Chitrangada Sharan from New Delhi, India on October 24, 2013:

Very useful tips on how to zest lemons without a zester!

I love lemon zest in recipes because of its tangy flavour. Well written with helpful pictures and instructions.

Voted up and pinned! Thanks for sharing!

cathylynn99 from northeastern US on October 23, 2013:

you must be from Australia. in US three tsps. (5 cc.) make a tbsb. (15 cc. or 1/2 oz. or 1/16 cup). (1http://answers.reference.com/information/misc/how_...

Virginia Kearney (author) from United States on October 23, 2013:

Hi cathylynn!--I double checked this at several sites. A teaspoon is 1/4 a Tablespoon.

Kathryn from Windsor, Connecticut on October 23, 2013:

This is a handy article! It was nice to learn of the different ways to zest a lemon, and different lemon substitutions. But the recipes at the bottom were a surprising bonus! I love baked goods with lemon in it.

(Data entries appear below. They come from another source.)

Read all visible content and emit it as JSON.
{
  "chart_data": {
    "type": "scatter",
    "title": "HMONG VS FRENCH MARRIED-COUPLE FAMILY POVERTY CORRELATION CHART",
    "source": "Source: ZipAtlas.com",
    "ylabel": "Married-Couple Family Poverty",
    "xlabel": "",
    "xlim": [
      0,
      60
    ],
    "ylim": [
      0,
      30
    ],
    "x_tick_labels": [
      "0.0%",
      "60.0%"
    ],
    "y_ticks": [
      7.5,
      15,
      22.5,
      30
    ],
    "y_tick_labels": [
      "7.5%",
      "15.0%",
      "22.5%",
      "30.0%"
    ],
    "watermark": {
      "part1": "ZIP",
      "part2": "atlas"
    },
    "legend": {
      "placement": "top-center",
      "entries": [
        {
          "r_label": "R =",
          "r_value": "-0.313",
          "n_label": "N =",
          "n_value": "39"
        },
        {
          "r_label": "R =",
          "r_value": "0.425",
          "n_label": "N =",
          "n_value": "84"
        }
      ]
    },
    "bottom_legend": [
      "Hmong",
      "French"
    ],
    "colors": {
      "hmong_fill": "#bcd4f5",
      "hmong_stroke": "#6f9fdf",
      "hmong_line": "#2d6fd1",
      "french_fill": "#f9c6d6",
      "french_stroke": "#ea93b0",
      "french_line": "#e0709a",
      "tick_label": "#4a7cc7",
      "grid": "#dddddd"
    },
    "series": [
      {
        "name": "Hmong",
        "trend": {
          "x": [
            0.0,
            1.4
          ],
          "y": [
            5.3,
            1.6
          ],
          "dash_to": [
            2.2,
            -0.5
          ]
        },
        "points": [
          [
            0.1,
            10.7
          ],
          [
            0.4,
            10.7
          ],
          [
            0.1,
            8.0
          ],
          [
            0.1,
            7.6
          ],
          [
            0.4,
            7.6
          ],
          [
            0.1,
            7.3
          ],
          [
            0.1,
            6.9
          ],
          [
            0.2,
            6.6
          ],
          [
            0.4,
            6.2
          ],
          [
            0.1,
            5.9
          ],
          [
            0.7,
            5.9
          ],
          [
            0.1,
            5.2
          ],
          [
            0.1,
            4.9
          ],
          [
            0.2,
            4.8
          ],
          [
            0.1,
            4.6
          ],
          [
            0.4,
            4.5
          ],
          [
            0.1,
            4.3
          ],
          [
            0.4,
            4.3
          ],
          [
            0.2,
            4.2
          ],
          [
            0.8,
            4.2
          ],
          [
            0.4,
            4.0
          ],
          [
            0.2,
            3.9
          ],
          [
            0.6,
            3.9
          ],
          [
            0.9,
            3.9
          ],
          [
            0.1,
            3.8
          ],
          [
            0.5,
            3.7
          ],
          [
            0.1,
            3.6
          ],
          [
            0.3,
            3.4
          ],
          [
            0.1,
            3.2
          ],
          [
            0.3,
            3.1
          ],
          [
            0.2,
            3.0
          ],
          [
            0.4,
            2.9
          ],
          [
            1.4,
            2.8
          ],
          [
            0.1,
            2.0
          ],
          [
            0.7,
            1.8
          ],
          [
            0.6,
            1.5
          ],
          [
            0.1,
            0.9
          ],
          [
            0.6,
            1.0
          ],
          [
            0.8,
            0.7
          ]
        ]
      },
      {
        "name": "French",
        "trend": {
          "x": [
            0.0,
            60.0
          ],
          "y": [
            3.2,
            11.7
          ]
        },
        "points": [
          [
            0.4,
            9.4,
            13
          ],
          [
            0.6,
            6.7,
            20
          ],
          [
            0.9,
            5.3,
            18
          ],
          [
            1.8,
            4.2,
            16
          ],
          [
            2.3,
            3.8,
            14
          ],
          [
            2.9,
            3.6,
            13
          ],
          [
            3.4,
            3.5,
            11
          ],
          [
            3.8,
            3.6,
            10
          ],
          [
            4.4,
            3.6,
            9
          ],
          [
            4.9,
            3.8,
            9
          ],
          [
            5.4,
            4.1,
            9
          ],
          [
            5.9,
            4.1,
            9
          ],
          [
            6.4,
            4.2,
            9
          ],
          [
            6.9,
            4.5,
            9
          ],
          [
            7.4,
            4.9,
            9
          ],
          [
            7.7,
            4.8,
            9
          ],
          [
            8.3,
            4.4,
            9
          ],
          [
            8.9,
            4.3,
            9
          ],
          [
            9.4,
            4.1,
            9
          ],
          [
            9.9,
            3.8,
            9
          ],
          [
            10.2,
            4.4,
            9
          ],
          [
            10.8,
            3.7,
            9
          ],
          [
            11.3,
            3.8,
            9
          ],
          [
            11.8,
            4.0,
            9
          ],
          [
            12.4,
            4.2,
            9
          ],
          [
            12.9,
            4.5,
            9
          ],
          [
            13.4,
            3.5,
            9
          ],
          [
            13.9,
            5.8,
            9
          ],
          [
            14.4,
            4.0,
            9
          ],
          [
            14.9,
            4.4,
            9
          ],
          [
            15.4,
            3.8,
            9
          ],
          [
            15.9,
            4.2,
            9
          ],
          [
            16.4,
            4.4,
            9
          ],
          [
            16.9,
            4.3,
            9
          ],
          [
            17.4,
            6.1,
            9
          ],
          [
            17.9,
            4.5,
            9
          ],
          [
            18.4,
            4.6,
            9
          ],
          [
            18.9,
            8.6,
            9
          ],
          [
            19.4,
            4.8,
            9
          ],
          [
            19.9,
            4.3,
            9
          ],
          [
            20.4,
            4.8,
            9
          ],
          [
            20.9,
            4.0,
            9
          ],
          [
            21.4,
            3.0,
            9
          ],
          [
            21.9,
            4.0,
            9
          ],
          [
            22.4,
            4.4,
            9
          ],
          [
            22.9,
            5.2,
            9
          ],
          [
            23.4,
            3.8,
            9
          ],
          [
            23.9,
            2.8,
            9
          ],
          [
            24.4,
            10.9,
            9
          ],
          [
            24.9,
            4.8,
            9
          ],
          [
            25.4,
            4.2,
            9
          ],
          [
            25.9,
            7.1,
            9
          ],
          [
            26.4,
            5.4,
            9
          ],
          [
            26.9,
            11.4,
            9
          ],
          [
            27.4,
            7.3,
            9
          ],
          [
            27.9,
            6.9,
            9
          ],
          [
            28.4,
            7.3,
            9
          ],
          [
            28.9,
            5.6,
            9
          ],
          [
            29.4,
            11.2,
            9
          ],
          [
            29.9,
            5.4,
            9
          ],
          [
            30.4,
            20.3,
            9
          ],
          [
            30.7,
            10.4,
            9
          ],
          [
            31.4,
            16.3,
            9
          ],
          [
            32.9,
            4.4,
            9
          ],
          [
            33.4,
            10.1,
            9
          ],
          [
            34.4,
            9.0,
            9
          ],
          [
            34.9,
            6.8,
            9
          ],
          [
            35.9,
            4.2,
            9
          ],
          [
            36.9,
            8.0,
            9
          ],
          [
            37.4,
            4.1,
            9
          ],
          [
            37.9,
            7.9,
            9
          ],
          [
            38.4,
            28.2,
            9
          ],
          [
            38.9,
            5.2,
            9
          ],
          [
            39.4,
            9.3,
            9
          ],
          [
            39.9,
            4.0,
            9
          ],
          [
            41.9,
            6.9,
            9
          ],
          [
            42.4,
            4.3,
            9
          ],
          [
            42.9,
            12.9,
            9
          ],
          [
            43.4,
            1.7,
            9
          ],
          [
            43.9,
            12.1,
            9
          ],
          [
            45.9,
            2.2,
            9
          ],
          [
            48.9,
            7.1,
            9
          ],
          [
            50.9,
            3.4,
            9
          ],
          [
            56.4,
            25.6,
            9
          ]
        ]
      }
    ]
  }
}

Thanks for sharing this with us. Voted up, sharing, and pinning.

Have a great night!

~ Kathryn

Jill Spencer from United States on October 23, 2013:

What a helpful hub! Thanks.

cathylynn99 from northeastern US on October 23, 2013:

I was taught that there are three tsps. in a tbsp.

FlourishAnyway from USA on October 23, 2013:

What a beautiful and useful hub, and the photos are lovely as well. I love lemon flavor, and your recipe sounds simply divine. Voted up and more. Yum! I'll be trying this one!

Rebecca Mealey from Northeastern Georgia, USA on October 23, 2013:

Boy, that lemon bread has my mouth watering. I was glad to learn the difference between lemon zest and peel. Voted really useful, interesting and shared!

Eric Dierker from Spring Valley, CA. U.S.A. on October 23, 2013:

Yummy, great advice. I just love lemons. Zesting is a cool term. My mom just wrote it as grated lemon peel skin.

Virginia Kearney (author) from United States on October 23, 2013:

Hi lovebuglena--I had used a grater most of my cooking career too, but I really do like the way the zester or knife makes a decorative zest for topping on lemon cookies or this lemon bread.

Lena Kovadlo from Staten Island, NY on October 23, 2013:

Very useful hub with easy to understand and follow instructions. I had no idea there was a special tool for zesting lemons as I always use a grater. So, I wouldn't even think of zesting it with a knife. Wonder if it's worth it to buy one...The lemon bread recipe seems delicious. Thanks for sharing.